On Sat, 2008-04-19 at 00:30 +0300, Jussi Laako wrote:
For simple operations, compilers are rather good on
vectorization. Even
though I don't know if there's any support for multi-arch targets on
gcc, so that the SSE2/SSE3 optimized binary would run on hardware
without SSE (dynamic code selection)? I haven't got time to follow the
latest gcc developments.
I tried rewriting a "moog filter" slightly to calculate 4 voices in
parallel instead of one by declaring all scalars to be arrays and then
looping through them as in:
/* float r1,r2,r3,r4; */
float r1[4],r2[4],r3[4],r4[4]; // tmp
...
for(int i = 0; i < 4; ++i)
{
...
r1[i] = b[1][i];
b[1][i] = r3[i] = p[i] * (r4[i] + r2[i]) - r1[i] * f[i];
...
}
This strategy fails to auto-vectorize with gcc4.3 but works with icc
10.1 and almost quadruples thruput.

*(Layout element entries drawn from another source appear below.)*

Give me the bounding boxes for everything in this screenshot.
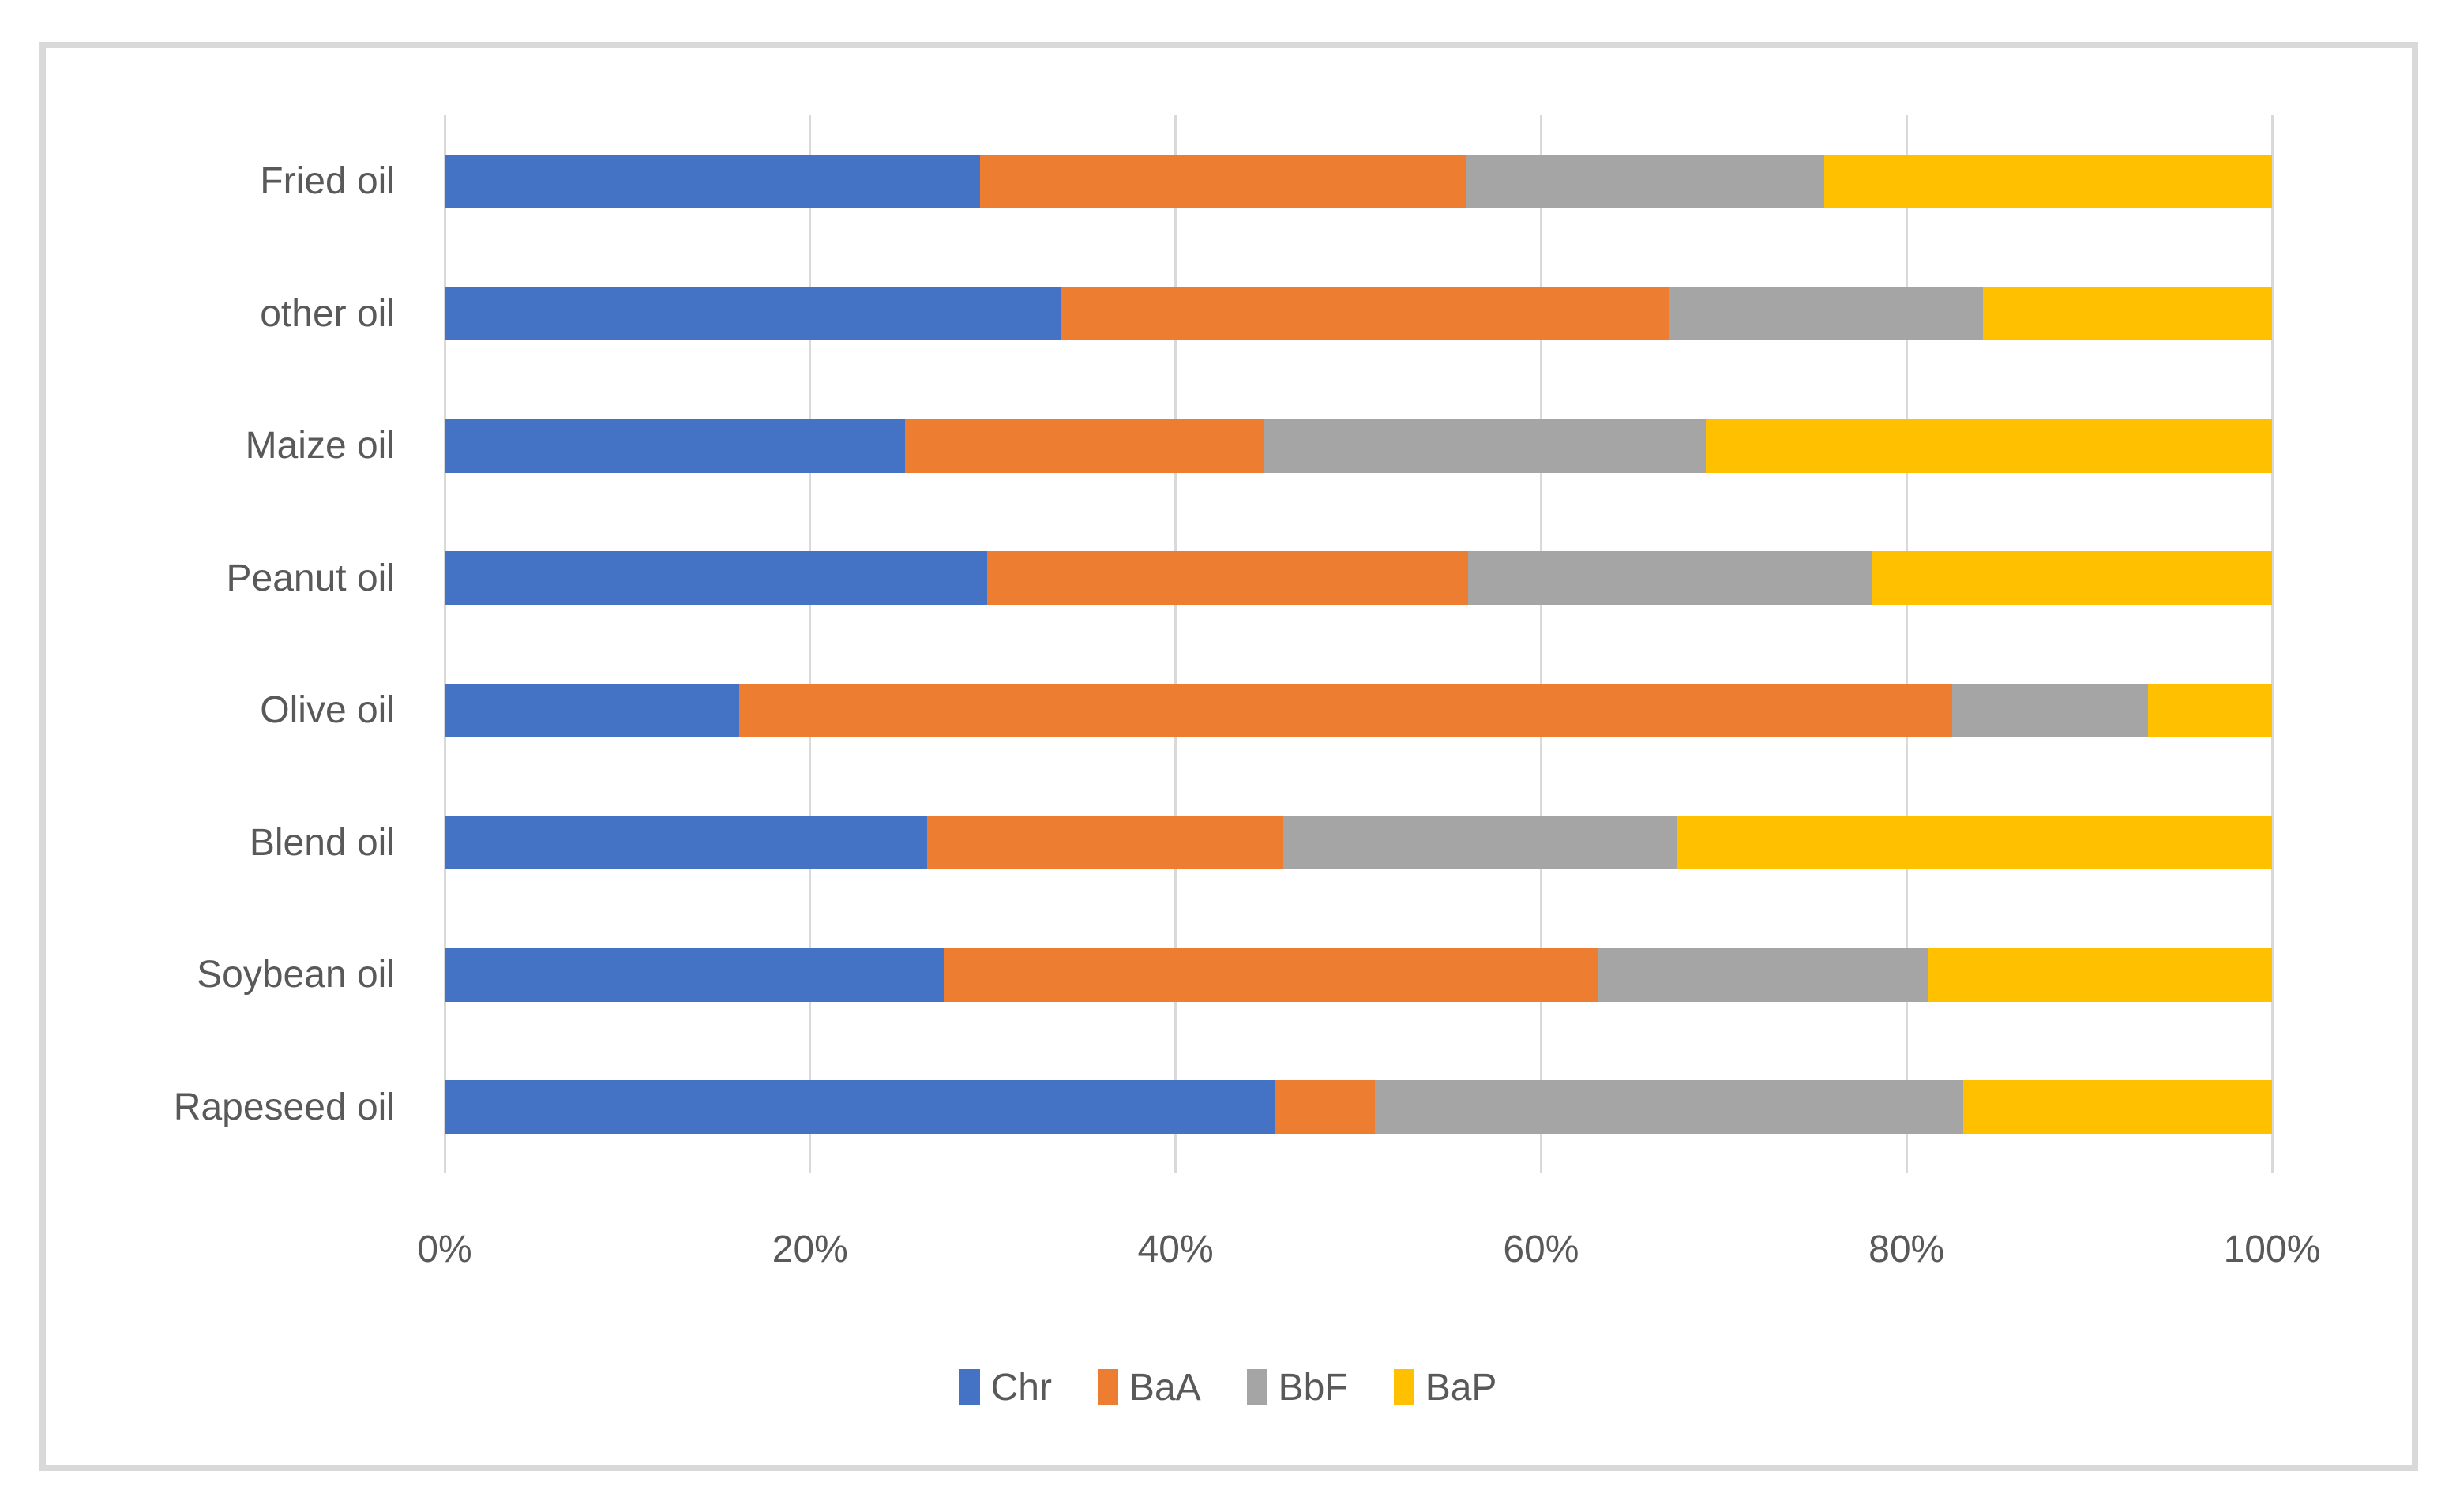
bar-row xyxy=(445,1041,2272,1174)
bar-segment-bbf xyxy=(1374,1080,1963,1135)
bar-row xyxy=(445,777,2272,910)
bar-segment-baa xyxy=(905,418,1264,473)
stacked-bar xyxy=(445,287,2272,341)
bar-segment-baa xyxy=(987,551,1468,606)
gridline xyxy=(1905,115,1908,1173)
stacked-bar xyxy=(445,418,2272,473)
x-tick-label: 60% xyxy=(1503,1229,1579,1270)
bar-segment-chr xyxy=(445,154,980,208)
stacked-bar xyxy=(445,551,2272,606)
bar-segment-chr xyxy=(445,1080,1275,1135)
bar-segment-bap xyxy=(1983,287,2272,341)
bar-row xyxy=(445,248,2272,381)
bar-segment-bap xyxy=(1962,1080,2272,1135)
legend-item: BaP xyxy=(1393,1366,1497,1409)
category-label: Maize oil xyxy=(245,425,395,467)
stacked-bar xyxy=(445,1080,2272,1135)
category-label: Olive oil xyxy=(260,689,395,732)
gridline xyxy=(2270,115,2274,1173)
bar-segment-baa xyxy=(980,154,1466,208)
bar-segment-bap xyxy=(1705,418,2272,473)
bar-segment-baa xyxy=(1060,287,1669,341)
x-tick-label: 0% xyxy=(417,1229,472,1270)
x-tick-label: 100% xyxy=(2223,1229,2321,1270)
gridline xyxy=(1174,115,1177,1173)
bar-segment-baa xyxy=(943,947,1598,1002)
bar-segment-bap xyxy=(1928,947,2272,1002)
category-label: Soybean oil xyxy=(197,954,395,996)
bar-segment-bap xyxy=(1872,551,2272,606)
legend-label: BaA xyxy=(1128,1366,1201,1409)
bar-segment-bbf xyxy=(1669,287,1984,341)
stacked-bar xyxy=(445,816,2272,870)
bar-segment-chr xyxy=(445,947,944,1002)
gridline xyxy=(443,115,446,1173)
bar-segment-baa xyxy=(738,683,1953,737)
bar-segment-bbf xyxy=(1466,154,1825,208)
bar-segment-chr xyxy=(445,683,739,737)
bar-segment-bap xyxy=(1824,154,2272,208)
category-label: other oil xyxy=(260,292,395,335)
legend-swatch-baa xyxy=(1097,1369,1118,1405)
bar-segment-baa xyxy=(1274,1080,1375,1135)
category-label: Peanut oil xyxy=(226,557,396,599)
legend-label: BbF xyxy=(1278,1366,1348,1409)
legend-item: BaA xyxy=(1097,1366,1201,1409)
legend-item: BbF xyxy=(1246,1366,1348,1409)
bar-segment-bbf xyxy=(1283,816,1677,870)
legend-label: BaP xyxy=(1425,1366,1497,1409)
x-tick-label: 40% xyxy=(1137,1229,1214,1270)
category-label: Fried oil xyxy=(260,160,395,203)
category-axis: Fried oil other oil Maize oil Peanut oil Oli… xyxy=(0,115,395,1173)
bar-segment-bbf xyxy=(1598,947,1928,1002)
bar-row xyxy=(445,909,2272,1041)
bar-segment-chr xyxy=(445,551,988,606)
bar-row xyxy=(445,380,2272,512)
bar-segment-bbf xyxy=(1263,418,1706,473)
bar-rows xyxy=(445,115,2272,1173)
x-tick-label: 20% xyxy=(772,1229,848,1270)
legend-label: Chr xyxy=(990,1366,1052,1409)
legend-item: Chr xyxy=(959,1366,1052,1409)
bar-segment-bap xyxy=(1676,816,2272,870)
category-label: Blend oil xyxy=(249,821,395,864)
stacked-bar xyxy=(445,683,2272,737)
bar-row xyxy=(445,512,2272,645)
gridline xyxy=(809,115,812,1173)
chart-border xyxy=(39,42,2418,1471)
x-tick-label: 80% xyxy=(1868,1229,1945,1270)
bar-segment-bbf xyxy=(1952,683,2148,737)
legend-swatch-chr xyxy=(959,1369,980,1405)
legend-swatch-bap xyxy=(1393,1369,1414,1405)
bar-row xyxy=(445,644,2272,777)
bar-segment-chr xyxy=(445,287,1061,341)
bar-segment-baa xyxy=(926,816,1284,870)
bar-segment-bbf xyxy=(1467,551,1872,606)
stacked-bar xyxy=(445,154,2272,208)
plot-area xyxy=(443,115,2274,1173)
legend: Chr BaA BbF BaP xyxy=(0,1352,2456,1423)
category-label: Rapeseed oil xyxy=(173,1086,395,1128)
bar-segment-bap xyxy=(2147,683,2272,737)
stacked-bar xyxy=(445,947,2272,1002)
gridline xyxy=(1539,115,1542,1173)
legend-swatch-bbf xyxy=(1246,1369,1267,1405)
value-axis: 0% 20% 40% 60% 80% 100% xyxy=(0,1222,2456,1278)
bar-row xyxy=(445,115,2272,248)
bar-segment-chr xyxy=(445,816,927,870)
bar-segment-chr xyxy=(445,418,906,473)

Breaking up the filter in separate
smaller functions helped getting rid of confusion regarding what should
be the inner and outer loops. The functions are inlined anyways.
For applications that look like a bunch of identical channel strips,
this should be pretty useful. "Buy one and get three for free!" :-D
So it is not all science-fiction, but gcc is not quite there yet.